While politicians argue over solutions, the bomber crew continues carrying out its orders without any knowledge of the crisis. One of the film’s strengths is that Kubrick avoids the usual hysteria found in disaster films. There isn’t a huge epic score, no frantic music, no speeches about patriotism or heroism. Everything is desperately calm.
I’m probably biased when it comes to black-and-white cinematography because I love black-and-white films. In Strangelove, it’s fairly simple, with little that immediately draws attention to itself. Much of the film takes place indoors, with limited camera movement and no grand visual spectacle. Even so, the cinematography plays a hugely important role in building the atmosphere.
That simplicity creates a strange sense of authenticity.

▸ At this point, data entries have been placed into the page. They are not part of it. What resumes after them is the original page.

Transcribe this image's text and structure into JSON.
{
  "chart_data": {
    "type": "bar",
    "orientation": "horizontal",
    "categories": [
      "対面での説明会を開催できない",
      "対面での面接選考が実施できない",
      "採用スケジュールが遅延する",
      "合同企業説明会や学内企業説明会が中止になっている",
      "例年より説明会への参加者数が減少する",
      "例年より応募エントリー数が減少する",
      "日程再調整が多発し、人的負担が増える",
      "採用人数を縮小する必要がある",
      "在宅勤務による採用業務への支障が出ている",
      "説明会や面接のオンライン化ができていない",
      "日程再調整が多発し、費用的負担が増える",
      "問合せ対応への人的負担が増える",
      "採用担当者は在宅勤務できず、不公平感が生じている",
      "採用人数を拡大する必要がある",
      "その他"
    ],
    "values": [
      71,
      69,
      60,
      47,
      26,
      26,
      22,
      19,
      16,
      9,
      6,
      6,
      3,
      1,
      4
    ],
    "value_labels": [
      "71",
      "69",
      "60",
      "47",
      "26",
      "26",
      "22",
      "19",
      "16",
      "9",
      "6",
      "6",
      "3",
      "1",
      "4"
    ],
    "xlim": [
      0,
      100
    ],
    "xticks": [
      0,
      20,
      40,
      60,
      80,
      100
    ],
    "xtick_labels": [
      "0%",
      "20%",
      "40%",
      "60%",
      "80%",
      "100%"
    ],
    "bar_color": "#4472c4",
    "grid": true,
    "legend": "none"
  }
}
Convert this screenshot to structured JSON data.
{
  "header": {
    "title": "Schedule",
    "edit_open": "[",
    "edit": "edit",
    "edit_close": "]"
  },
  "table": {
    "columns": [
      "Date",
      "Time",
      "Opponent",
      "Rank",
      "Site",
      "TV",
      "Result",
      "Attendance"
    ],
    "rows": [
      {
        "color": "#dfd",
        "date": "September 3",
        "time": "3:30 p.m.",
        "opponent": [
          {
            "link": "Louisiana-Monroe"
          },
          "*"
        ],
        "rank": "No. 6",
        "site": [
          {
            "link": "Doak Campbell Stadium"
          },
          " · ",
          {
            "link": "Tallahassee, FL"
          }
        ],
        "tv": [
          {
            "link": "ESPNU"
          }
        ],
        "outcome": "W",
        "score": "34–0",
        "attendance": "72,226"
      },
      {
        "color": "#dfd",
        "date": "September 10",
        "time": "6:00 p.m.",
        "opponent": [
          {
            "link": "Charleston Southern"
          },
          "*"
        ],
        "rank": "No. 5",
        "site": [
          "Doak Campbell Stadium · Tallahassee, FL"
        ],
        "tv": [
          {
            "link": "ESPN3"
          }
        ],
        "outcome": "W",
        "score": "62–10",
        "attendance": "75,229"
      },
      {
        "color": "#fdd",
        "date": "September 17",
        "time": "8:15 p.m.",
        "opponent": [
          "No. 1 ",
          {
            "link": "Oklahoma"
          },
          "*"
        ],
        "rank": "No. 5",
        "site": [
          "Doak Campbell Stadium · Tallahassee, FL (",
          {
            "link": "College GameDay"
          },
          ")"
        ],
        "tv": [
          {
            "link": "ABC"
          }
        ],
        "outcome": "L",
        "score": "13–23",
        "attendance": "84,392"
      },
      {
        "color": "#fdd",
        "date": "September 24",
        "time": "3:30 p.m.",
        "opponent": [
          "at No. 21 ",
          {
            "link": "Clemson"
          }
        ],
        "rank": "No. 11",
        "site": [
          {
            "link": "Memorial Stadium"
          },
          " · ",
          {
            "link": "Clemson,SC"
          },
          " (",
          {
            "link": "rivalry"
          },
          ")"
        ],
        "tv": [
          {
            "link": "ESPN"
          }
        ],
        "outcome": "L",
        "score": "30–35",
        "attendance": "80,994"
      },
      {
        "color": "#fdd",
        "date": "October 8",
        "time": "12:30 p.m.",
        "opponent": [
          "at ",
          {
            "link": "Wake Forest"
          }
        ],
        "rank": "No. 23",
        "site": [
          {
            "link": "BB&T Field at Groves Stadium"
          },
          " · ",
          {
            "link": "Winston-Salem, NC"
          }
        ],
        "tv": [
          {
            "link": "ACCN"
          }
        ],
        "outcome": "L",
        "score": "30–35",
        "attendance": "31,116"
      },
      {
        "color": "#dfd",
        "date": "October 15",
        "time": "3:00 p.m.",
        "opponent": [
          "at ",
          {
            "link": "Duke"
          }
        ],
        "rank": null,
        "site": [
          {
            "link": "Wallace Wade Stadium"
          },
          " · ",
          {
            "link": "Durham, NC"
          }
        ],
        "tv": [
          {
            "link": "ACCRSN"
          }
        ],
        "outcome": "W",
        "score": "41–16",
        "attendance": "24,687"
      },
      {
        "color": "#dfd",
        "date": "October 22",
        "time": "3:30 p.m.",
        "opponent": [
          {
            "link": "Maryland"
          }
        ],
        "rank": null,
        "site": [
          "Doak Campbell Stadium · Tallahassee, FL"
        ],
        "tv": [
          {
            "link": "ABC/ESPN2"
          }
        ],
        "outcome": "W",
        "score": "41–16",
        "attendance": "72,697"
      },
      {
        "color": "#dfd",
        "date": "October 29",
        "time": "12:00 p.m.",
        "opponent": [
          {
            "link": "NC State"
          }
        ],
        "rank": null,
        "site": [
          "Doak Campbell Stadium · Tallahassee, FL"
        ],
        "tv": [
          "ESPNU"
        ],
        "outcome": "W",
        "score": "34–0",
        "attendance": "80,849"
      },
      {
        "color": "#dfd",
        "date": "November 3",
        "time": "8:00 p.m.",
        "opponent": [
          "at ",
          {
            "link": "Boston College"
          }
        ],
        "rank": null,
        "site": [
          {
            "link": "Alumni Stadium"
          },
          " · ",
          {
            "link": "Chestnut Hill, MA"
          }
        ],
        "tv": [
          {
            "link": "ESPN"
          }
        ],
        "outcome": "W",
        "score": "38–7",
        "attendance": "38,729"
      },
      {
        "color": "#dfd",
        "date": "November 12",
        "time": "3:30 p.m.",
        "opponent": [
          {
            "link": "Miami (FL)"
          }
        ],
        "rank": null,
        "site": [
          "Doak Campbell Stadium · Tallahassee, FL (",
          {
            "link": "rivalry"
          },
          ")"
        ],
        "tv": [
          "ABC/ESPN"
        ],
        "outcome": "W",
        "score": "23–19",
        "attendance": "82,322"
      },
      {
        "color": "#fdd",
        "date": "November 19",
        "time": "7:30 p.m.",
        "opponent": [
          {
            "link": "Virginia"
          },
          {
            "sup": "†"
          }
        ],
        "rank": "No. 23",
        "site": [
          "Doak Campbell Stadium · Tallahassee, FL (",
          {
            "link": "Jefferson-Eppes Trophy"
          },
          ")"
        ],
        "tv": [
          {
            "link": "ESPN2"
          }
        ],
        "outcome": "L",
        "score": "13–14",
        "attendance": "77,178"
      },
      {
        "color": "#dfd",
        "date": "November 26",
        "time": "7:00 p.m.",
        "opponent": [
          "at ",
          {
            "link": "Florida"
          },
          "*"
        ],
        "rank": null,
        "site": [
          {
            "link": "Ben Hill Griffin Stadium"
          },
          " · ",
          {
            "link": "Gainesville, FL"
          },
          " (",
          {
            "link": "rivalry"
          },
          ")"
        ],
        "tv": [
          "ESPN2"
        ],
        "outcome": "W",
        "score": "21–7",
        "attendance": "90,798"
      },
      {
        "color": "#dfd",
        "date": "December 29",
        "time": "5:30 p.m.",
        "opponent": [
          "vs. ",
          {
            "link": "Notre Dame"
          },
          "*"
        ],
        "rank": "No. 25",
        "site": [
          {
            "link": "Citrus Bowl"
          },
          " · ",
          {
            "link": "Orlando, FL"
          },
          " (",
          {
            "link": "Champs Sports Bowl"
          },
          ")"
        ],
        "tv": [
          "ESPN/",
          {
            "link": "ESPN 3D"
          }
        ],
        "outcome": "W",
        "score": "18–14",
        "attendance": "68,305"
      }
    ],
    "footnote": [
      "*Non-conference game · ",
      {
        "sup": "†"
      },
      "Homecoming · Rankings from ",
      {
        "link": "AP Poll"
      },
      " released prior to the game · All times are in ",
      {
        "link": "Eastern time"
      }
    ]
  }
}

Even when events become completely absurd, the image maintains a serious and realistic appearance. That makes the jokes even more effective because they exist within a visual world that feels entirely plausible.
The lighting also helps define the different narrative spaces.
In the War Room, strong contrasts and deeper shadows dominate.
Inside the bomber, the lighting is harsh, claustrophobic and heavily focused on the crew’s faces.
At Ripper’s military base, the cinematography adopts a brighter appearance, perhaps offering some relief from the previous scenes.
The Most Famous Room in the World
One thing I only discovered recently is that the War Room in the film isn’t based on a real War Room. I mean, obviously it isn’t real, but I could have sworn it was at least a reconstruction of the Pentagon’s actual facility. It isn’t.
To be fair, I don’t really know what the real one looks like.
The room in the film was designed by production designer Ken Adam and became one of the most iconic sets ever built for cinema. I was oddly disappointed, in a good way if that makes any sense, when I found out it wasn’t based on a real military installation. The enormous circular space, the illuminated ring-shaped table and the gigantic strategic board in the background create a tremendous sense of scale.
Thinking about it now, it makes absolutely no sense, does it? The real room is probably just a large rectangular conference table like you’d find in any ordinary office.
In the film, it’s a place where men discuss the fate of humanity while sitting around a table that resembles something from the age of medieval knights.
When people think of Dr. Strangelove, they don’t usually think of Ripper, Mandrake or Muffley first. They think of that illuminated circular table surrounded by darkness. Kubrick created a space so powerful that it became the definitive symbol of the Cold War despite never having existed.
Kubrick’s War Room is so perfect that many people still believe it was based on a genuine command centre. By many people, I mean myself.
Wrapping Up
More than sixty years after its release, Dr. Strangelove remains a unique experience. Stanley Kubrick created a film that challenges many of the traditional rules of cinematic storytelling, which is usual for his career. There are no heroes destined to save the day, and certainly no journey of self-discovery. The characters do not evolve, the plot does not lead towards a solution, and the audience realises very early on that there may be no way out.
Although the Cold War is long over, the questions raised by Kubrick remain important. How much control do we really have over this big machine we’ve built? What happens when technology advances faster than our ability to use it responsibly, or to prevent a disaster? And how secure is a society that places its future in institutions that nobody seems to fully understand?
Dr. Strangelove appears to age in the opposite direction: with each new generation, it finds new reasons to remain relevant.